Currently, ndarray supports automatic broadcasting of only the array on the right-hand side of a binary operator. However, it is possible to manually broadcast the left-hand array by using the .broadcast() method, which does what you're describing with "Custom strides?". Here's an example:

#[macro_use]
extern crate ndarray;

fn main() {
    let a = array![[[1, 2], [3, 4]]];
    let b = array![[[5, 6]], [[7, 8]]];
    let c = &a.broadcast((2, 2, 2)).unwrap() * &b;
    assert_eq!(a.shape(), [1, 2, 2]);
    assert_eq!(b.shape(), [2, 1, 2]);
    assert_eq!(c.shape(), [2, 2, 2]);
    println!("{}\n*\n{}\n=\n{}", a, b, c);
}

which prints

[[[1, 2],
  [3, 4]]]
*
[[[5, 6]],
 [[7, 8]]]
=
[[[5, 12],
  [15, 24]],
 [[7, 16],
  [21, 32]]]

which is the same result NumPy gives.

Basically, .broadcast() creates a view of an array with strides of 0 where necessary. It returns an Option because it may not be possible to broadcast an array to the specified shape.
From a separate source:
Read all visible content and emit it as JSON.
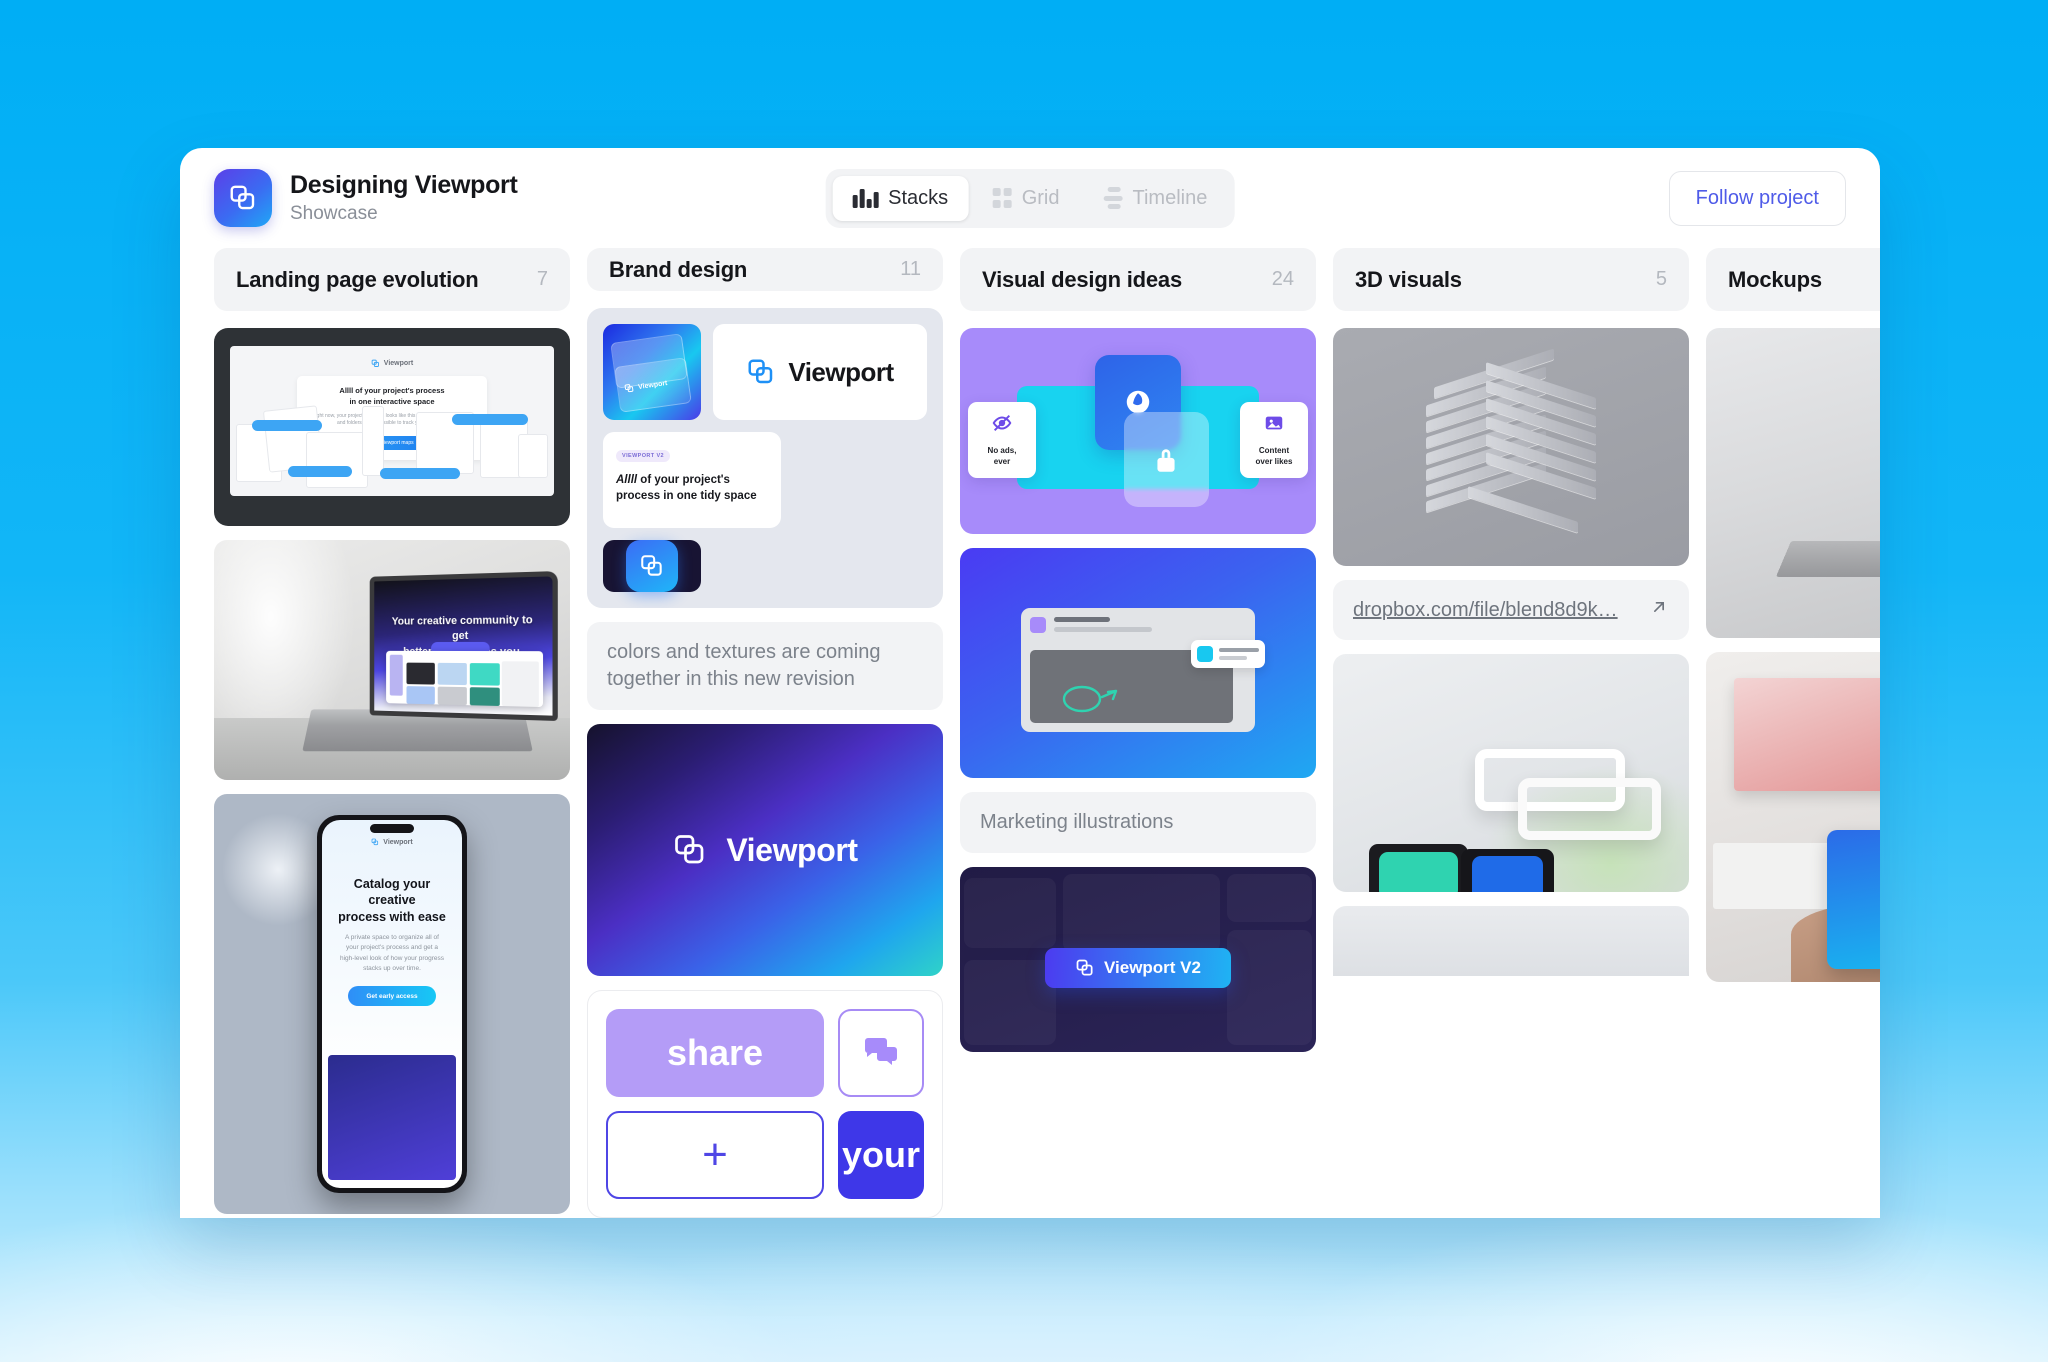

Note that Array::from_shape_vec() does not allow overlapping elements in an owned array because that would make it possible to violate Rust's ownership rules. There's a similar method specifically for views (ArrayView::from_shape()), but it turns out that it also disallows overlaps even though that isn't strictly necessary. (I created #438 for this.) So, currently the only way to create overlapping elements in safe code is the .broadcast() method.

Having to manually call .broadcast() is somewhat annoying. I would like to add support for co-broadcasting, and I've worked some on the implementation, but I've held off on working on it anymore until Rust gains support for const generics. The tracking issue for co-broadcasting in ndarray is #11.

@davenza
Copy link
Author

davenza commented Apr 13, 2018

Thank you @jturner314! That solves my problems with broadcasting.

Now, this could be another issue, but I have compared the performance of ndarray and Numpy and the results are very surprising to me:

i7 6700k 32GB 1867Mhz

n Python Rust
2 0.85 us 0.87 us
4 1.11 us 4.12 us
6 1.83 us 21.22 us
8 6.55 us 176.76 us
10 35.36 us 1.41 ms
12 230.48 us 12.05 ms

The benchmark code is here, if you wish to check it. In this benchmark I multiplied two arrays with 2^{n} elements. I added n/2 axes with length 1 on each array. In one array, the axes were added at the start. In the other array, the axes were added at the end. The expected result is going to have 2^{n + n / 2} elements.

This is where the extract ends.